I currently run an open source game development group creating a FOSS game based on Unity. The game itself is open source and free for everyone to play, compile, build, edit, fork, whatever, but we’re thinking of putting it on Steam to cover for server costs (the game is networked).
This has introduced the question of licensing as Unity requires any organization pulling in >$100,000 in revenue to sign up for Plus or higher licenses for all developers in the organization. We have had upwards of 100 individual contributors to the project, many of which are not on a paid license with Unity.
A few of the core developers, myself included, are OK with paying the price for licenses (I myself am already using Plus). According to what I’ve read, the licensing requires all developers on a project to hold a similar level license should that threshold be passed. Would we be forced to close-source the game to only those who hold paid Unity licences? or alternatively only accept contributions from those we can confirm to hold paid licenses? does it retroactively apply saying that every developer who has ever made a single contribution to the project to hold such a license?
Formally, I am the only individual in the organization (incorporated as a single person LLC).
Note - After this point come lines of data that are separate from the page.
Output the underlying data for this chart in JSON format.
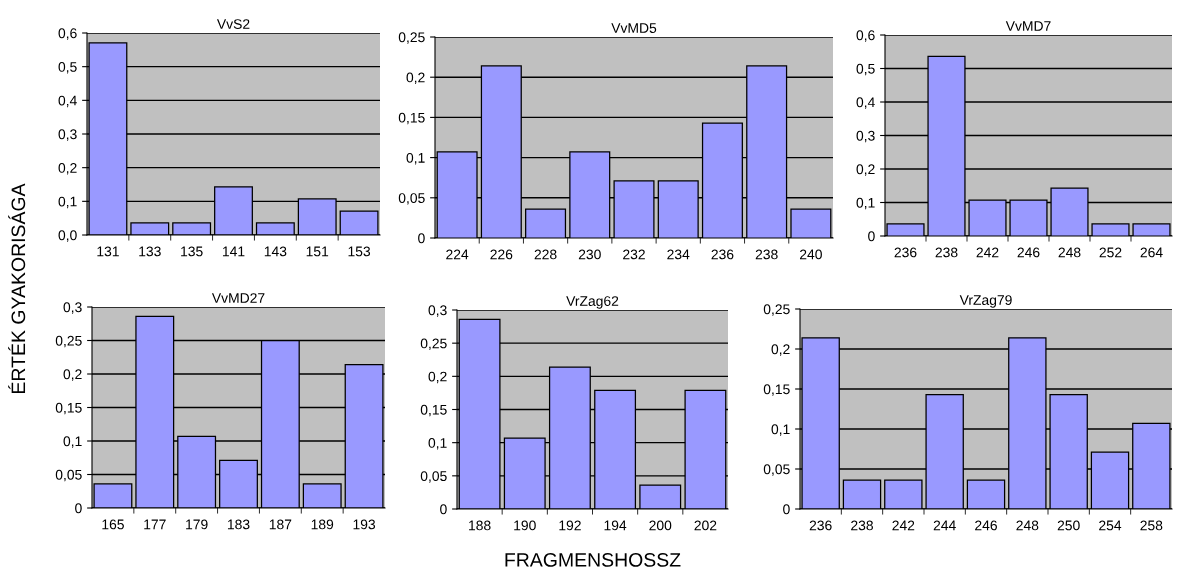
{
  "chart_data": [
    {
      "type": "bar",
      "title": "VvS2",
      "ylabel": "ÉRTÉK GYAKORISÁGA",
      "categories": [
        "131",
        "133",
        "135",
        "141",
        "143",
        "151",
        "153"
      ],
      "values": [
        0.571,
        0.036,
        0.036,
        0.143,
        0.036,
        0.107,
        0.071
      ],
      "color": "#9999ff",
      "ylim": [
        0,
        0.6
      ],
      "yticks": [
        {
          "value": 0,
          "label": "0,0"
        },
        {
          "value": 0.1,
          "label": "0,1"
        },
        {
          "value": 0.2,
          "label": "0,2"
        },
        {
          "value": 0.3,
          "label": "0,3"
        },
        {
          "value": 0.4,
          "label": "0,4"
        },
        {
          "value": 0.5,
          "label": "0,5"
        },
        {
          "value": 0.6,
          "label": "0,6"
        }
      ],
      "grid": "y"
    },
    {
      "type": "bar",
      "title": "VvMD5",
      "categories": [
        "224",
        "226",
        "228",
        "230",
        "232",
        "234",
        "236",
        "238",
        "240"
      ],
      "values": [
        0.107,
        0.214,
        0.036,
        0.107,
        0.071,
        0.071,
        0.143,
        0.214,
        0.036
      ],
      "color": "#9999ff",
      "ylim": [
        0,
        0.25
      ],
      "yticks": [
        0,
        {
          "value": 0.05,
          "label": "0,05"
        },
        {
          "value": 0.1,
          "label": "0,1"
        },
        {
          "value": 0.15,
          "label": "0,15"
        },
        {
          "value": 0.2,
          "label": "0,2"
        },
        {
          "value": 0.25,
          "label": "0,25"
        }
      ],
      "grid": "y"
    },
    {
      "type": "bar",
      "title": "VvMD7",
      "categories": [
        "236",
        "238",
        "242",
        "246",
        "248",
        "252",
        "264"
      ],
      "values": [
        0.036,
        0.536,
        0.107,
        0.107,
        0.143,
        0.036,
        0.036
      ],
      "color": "#9999ff",
      "ylim": [
        0,
        0.6
      ],
      "yticks": [
        0,
        {
          "value": 0.1,
          "label": "0,1"
        },
        {
          "value": 0.2,
          "label": "0,2"
        },
        {
          "value": 0.3,
          "label": "0,3"
        },
        {
          "value": 0.4,
          "label": "0,4"
        },
        {
          "value": 0.5,
          "label": "0,5"
        },
        {
          "value": 0.6,
          "label": "0,6"
        }
      ],
      "grid": "y"
    },
    {
      "type": "bar",
      "title": "VvMD27",
      "categories": [
        "165",
        "177",
        "179",
        "183",
        "187",
        "189",
        "193"
      ],
      "values": [
        0.036,
        0.286,
        0.107,
        0.071,
        0.25,
        0.036,
        0.214
      ],
      "color": "#9999ff",
      "ylim": [
        0,
        0.3
      ],
      "yticks": [
        0,
        {
          "value": 0.05,
          "label": "0,05"
        },
        {
          "value": 0.1,
          "label": "0,1"
        },
        {
          "value": 0.15,
          "label": "0,15"
        },
        {
          "value": 0.2,
          "label": "0,2"
        },
        {
          "value": 0.25,
          "label": "0,25"
        },
        {
          "value": 0.3,
          "label": "0,3"
        }
      ],
      "grid": "y"
    },
    {
      "type": "bar",
      "title": "VrZag62",
      "xlabel": "FRAGMENSHOSSZ",
      "categories": [
        "188",
        "190",
        "192",
        "194",
        "200",
        "202"
      ],
      "values": [
        0.286,
        0.107,
        0.214,
        0.179,
        0.036,
        0.179
      ],
      "color": "#9999ff",
      "ylim": [
        0,
        0.3
      ],
      "yticks": [
        0,
        {
          "value": 0.05,
          "label": "0,05"
        },
        {
          "value": 0.1,
          "label": "0,1"
        },
        {
          "value": 0.15,
          "label": "0,15"
        },
        {
          "value": 0.2,
          "label": "0,2"
        },
        {
          "value": 0.25,
          "label": "0,25"
        },
        {
          "value": 0.3,
          "label": "0,3"
        }
      ],
      "grid": "y"
    },
    {
      "type": "bar",
      "title": "VrZag79",
      "categories": [
        "236",
        "238",
        "242",
        "244",
        "246",
        "248",
        "250",
        "254",
        "258"
      ],
      "values": [
        0.214,
        0.036,
        0.036,
        0.143,
        0.036,
        0.214,
        0.143,
        0.071,
        0.107
      ],
      "color": "#9999ff",
      "ylim": [
        0,
        0.25
      ],
      "yticks": [
        0,
        {
          "value": 0.05,
          "label": "0,05"
        },
        {
          "value": 0.1,
          "label": "0,1"
        },
        {
          "value": 0.15,
          "label": "0,15"
        },
        {
          "value": 0.2,
          "label": "0,2"
        },
        {
          "value": 0.25,
          "label": "0,25"
        }
      ],
      "grid": "y"
    }
  ]
}
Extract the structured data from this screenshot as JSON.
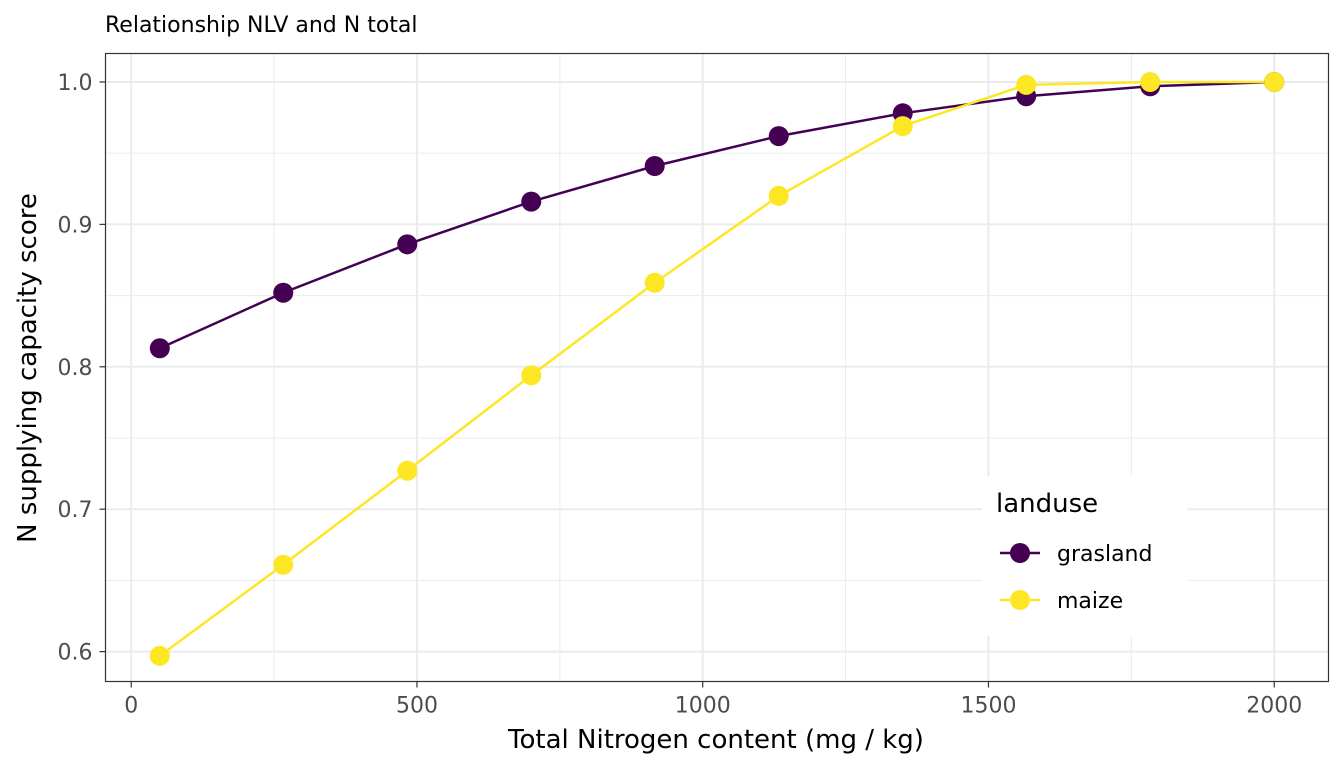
{
  "chart_data": {
    "type": "line",
    "title": "Relationship NLV and N total",
    "xlabel": "Total Nitrogen content (mg / kg)",
    "ylabel": "N supplying capacity score",
    "xlim": [
      -45,
      2095
    ],
    "ylim": [
      0.579,
      1.02
    ],
    "xticks": [
      0,
      500,
      1000,
      1500,
      2000
    ],
    "xtick_labels": [
      "0",
      "500",
      "1000",
      "1500",
      "2000"
    ],
    "yticks": [
      0.6,
      0.7,
      0.8,
      0.9,
      1.0
    ],
    "ytick_labels": [
      "0.6",
      "0.7",
      "0.8",
      "0.9",
      "1.0"
    ],
    "grid": true,
    "legend": {
      "title": "landuse",
      "position": "bottom-right"
    },
    "x": [
      50,
      266,
      483,
      700,
      916,
      1133,
      1350,
      1566,
      1783,
      2000
    ],
    "series": [
      {
        "name": "grasland",
        "color": "#440154",
        "values": [
          0.813,
          0.852,
          0.886,
          0.916,
          0.941,
          0.962,
          0.978,
          0.99,
          0.997,
          1.0
        ]
      },
      {
        "name": "maize",
        "color": "#FDE725",
        "values": [
          0.597,
          0.661,
          0.727,
          0.794,
          0.859,
          0.92,
          0.969,
          0.998,
          1.0,
          1.0
        ]
      }
    ]
  }
}
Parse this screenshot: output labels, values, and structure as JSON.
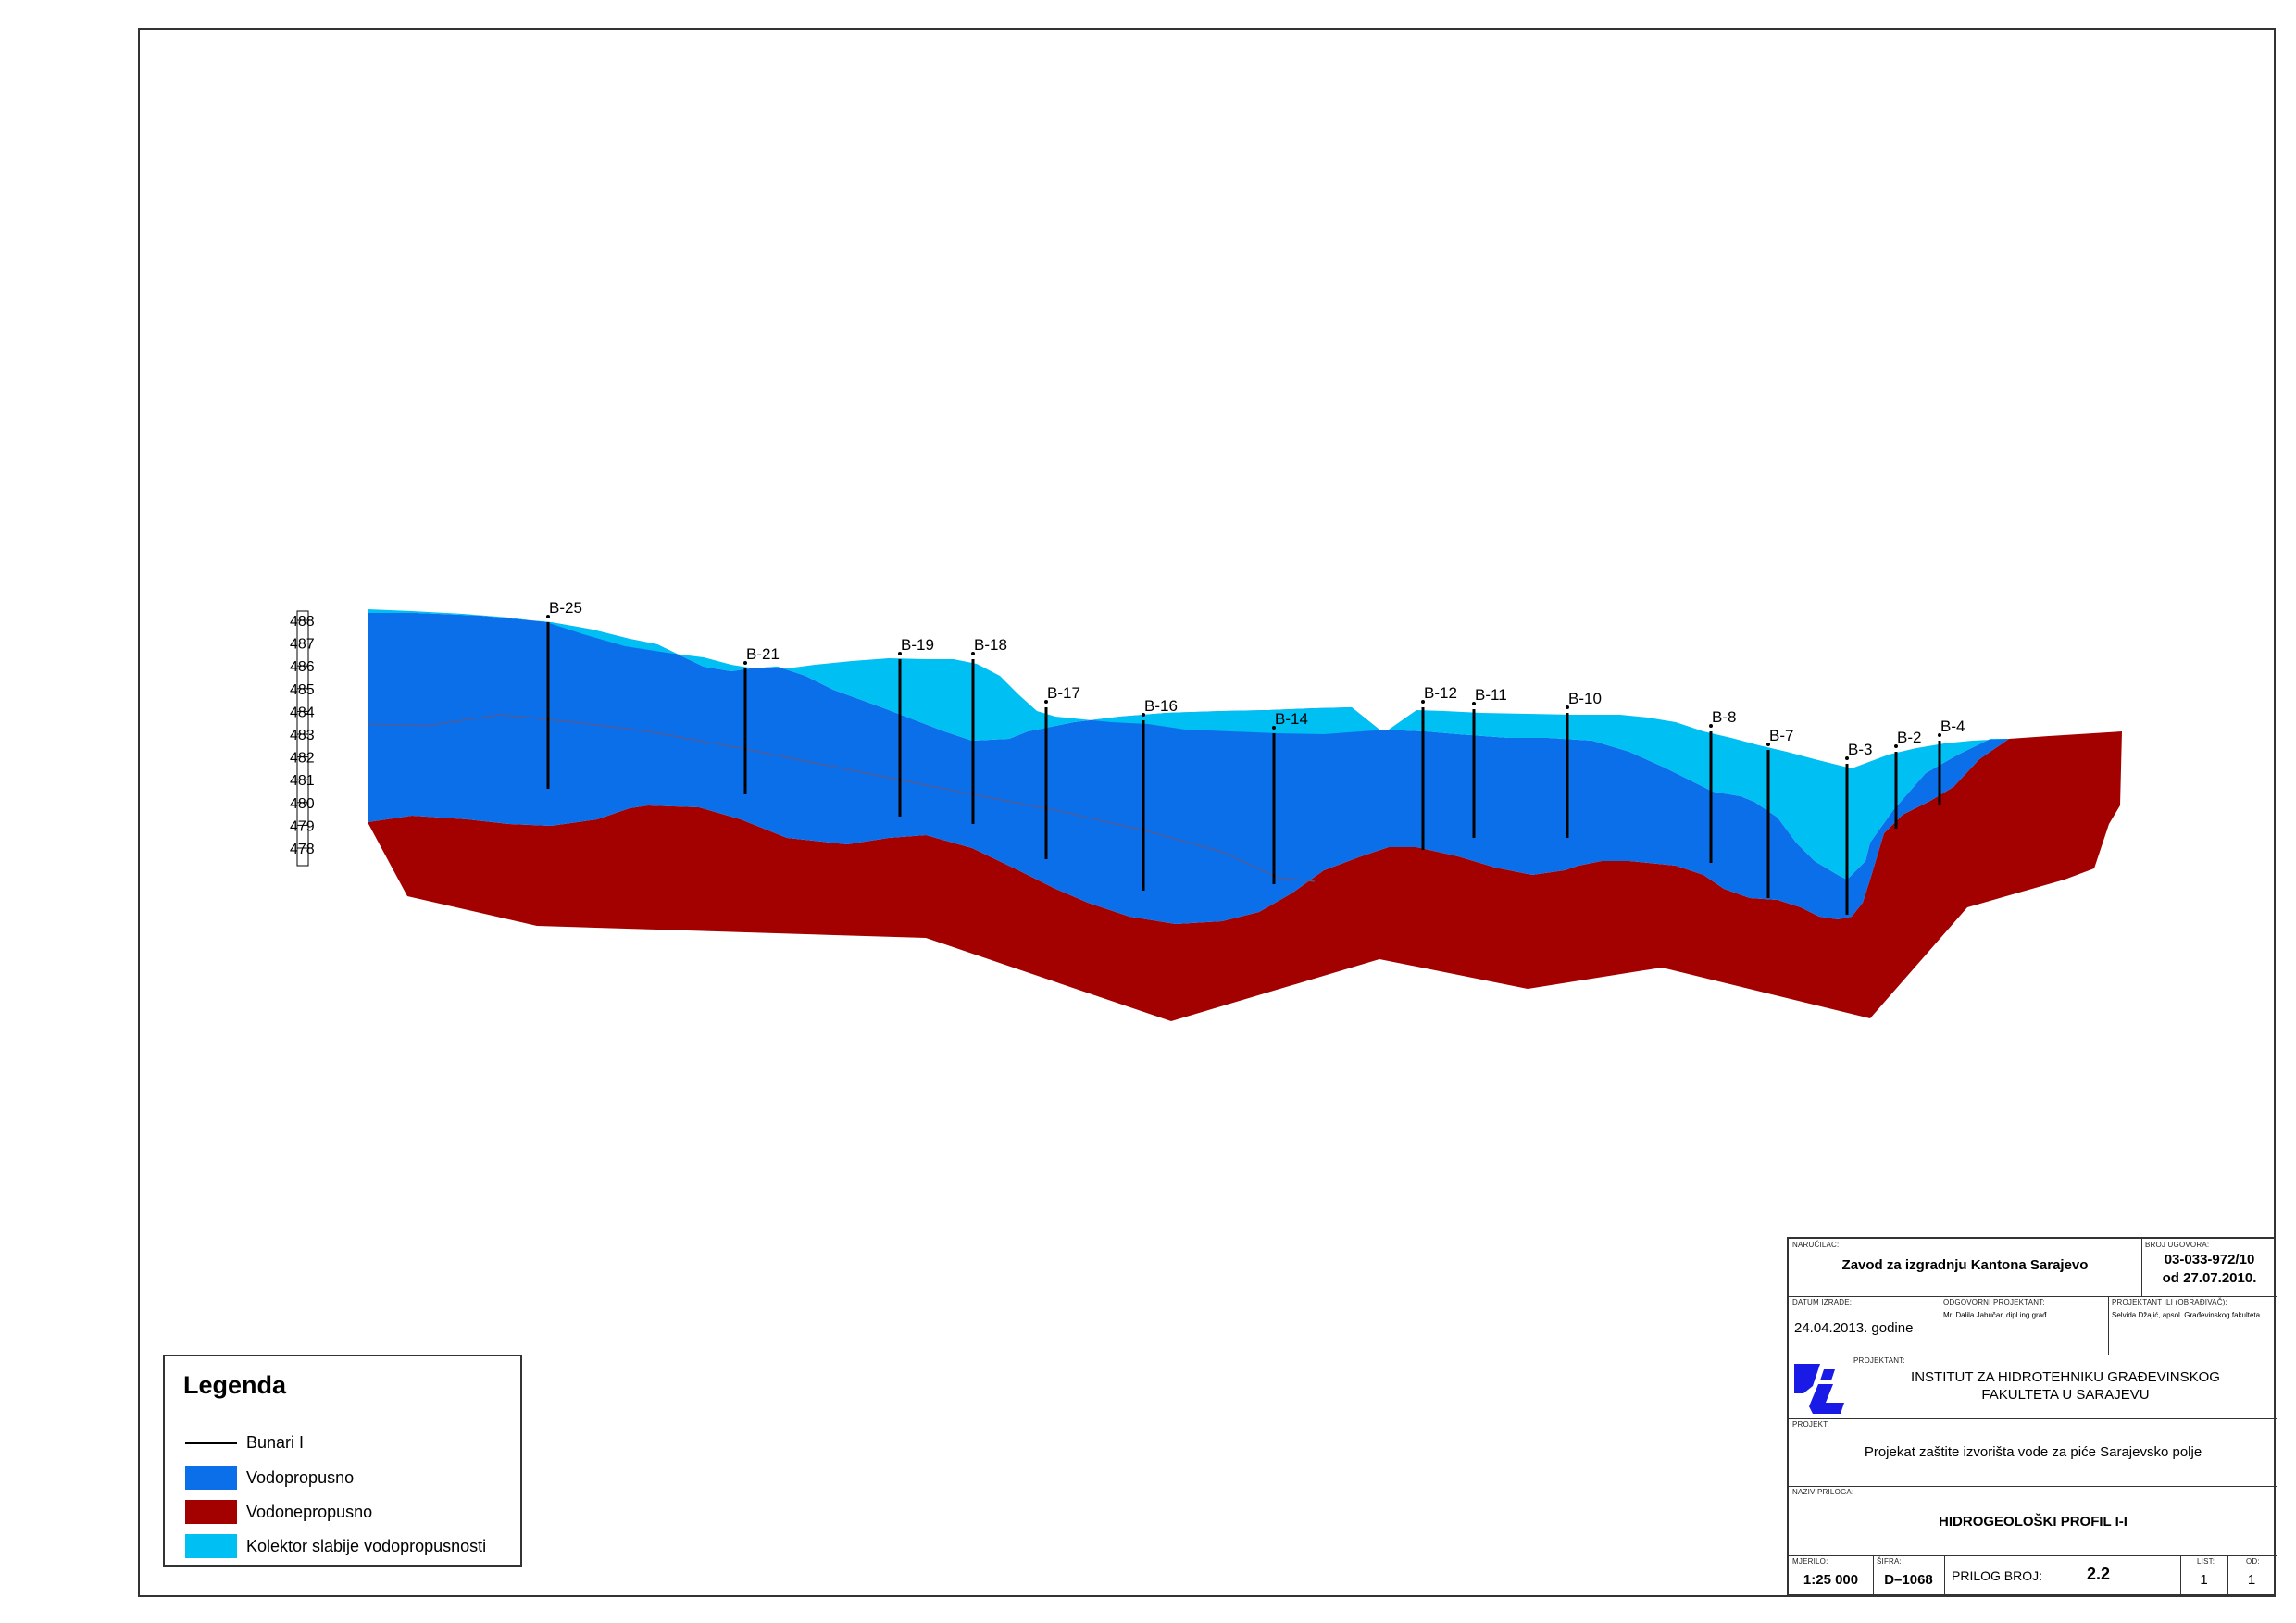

If we do end up pulling in >$100,000 in revenue, am I the only one required to pay for a license, or is any contributor to the project required to have one as well?
If your organization pulls in $100k+ then everyone working on the project for the organization needs to have Plus or $200k+ then Pro. 3rd party assets can be created using whatever license is appropriate to that 3rd party, separate from your organization’s license requirements. There was a thread here sometime ago about how this impacts outside contractors, and I don’t believe the answer was settled as to if they need to have the higher license or not.
Regardless of that, what I would be more concerned about is Unity doesn’t allow mixing of licenses in a project (unless of course it is a 3rd party asset as mentioned). So if you have one person working on the core project with a Pro license, even if the organization doesn’t make enough money to require Pro or even Plus, everyone working on it now must have Pro because of that one guy.
I highly doubt Unity’s lawyers would aggressively enforce this on a FOSS project, but that’s what they have in the license.
I Am Not A Lawyer
Just an idea… You could get creative and split the project up in a way where various components of the project could be considered 3rd party assets, so then each asset package would have its own licensing level and be able to be incorporated into the whole of the project without everyone having to all be on Pro level licensing. That probably would mean splitting up the project into various autonomous teams, and those teams don’t check in changes into code outside of their team. Sounds like a full time job playing license referee though, and it would be annoying to not have a unified code base (I don’t think its a 3rd party asset if everyone is using the same version control repo).
Better safe than sorry. The goal of the project isn’t to generate profits, just to offset the operational costs of the game. If it is pursued, I would rather not need to fork up $420/year for over 100 developer’s worth of licenses to continue developing the game, especially when many of them are transient contributors.
What sets that boundary of 3rd party asset? Does accepting a 3rd party pull request from a non-core contributor count as a 3rd party asset? or does it make the contributor a first party developer and thus require them to be on the same license level?
To fully clarify, I am fully willing to pay for licenses for the central group of core developers we have on the project (currently 7 of them), but needing every contributor to a project to satisfy the license requirement is completely infeasible in the current policy.
Do you mind DM’ing me your e-mail address so I can set up a support ticket?
For the purposes of transparency I’ll post the outcome of this question here so any other users who may have a similar question can refer to the answer here
I wonder how the tagging tech works then. Never seen a problem with third party assets, and technically as far as I know unity cant know if a asset is a asset store asset or created within your project. I need to install Personal and test it
The way I read it is if the content is being created specifically for your project, it falls under the licensing. If you are getting content that was not specifically created for your game/project, then it falls outside.
Unity puts a line ‘pro’ or ‘personal’ in the meta file. You can see it if you turn on text serilisation (which you should do anyway for version control).
Currently the only thing that happens if you mix lisences on a project is that the pro version spits out a warning when loading a meta file generated in personal. After the warning it happily loads anyway.
There is a clause that allows you to intergrate third party content regardless of the license it was generated with. The problem arises in figuring out who exactly counts as a third party. Asset store providers count. Employees don’t count. But everyone else is fuzzy. Does a remote freelancer count? What about an embedded contractor? Or a community modder?
Historically Unity has been pretty good at not going after these edge cases in court. Which is nice. They understand that suing customers is bad for business.
If I recall, the only reason anyone else needs a license is if they are actually part of the organisation - a staff hire, paid to work for your organisation.
With well known cases like Kerbal Space Program’s and VR Chat’s very liberal inclusion of user content, I can see this to be true, but nonetheless: I would rather have a direct official answer than let it sit in a legal grayzone. In our case, we are actively including content created by contributors both inside and outside the organization directly as a core part of the project.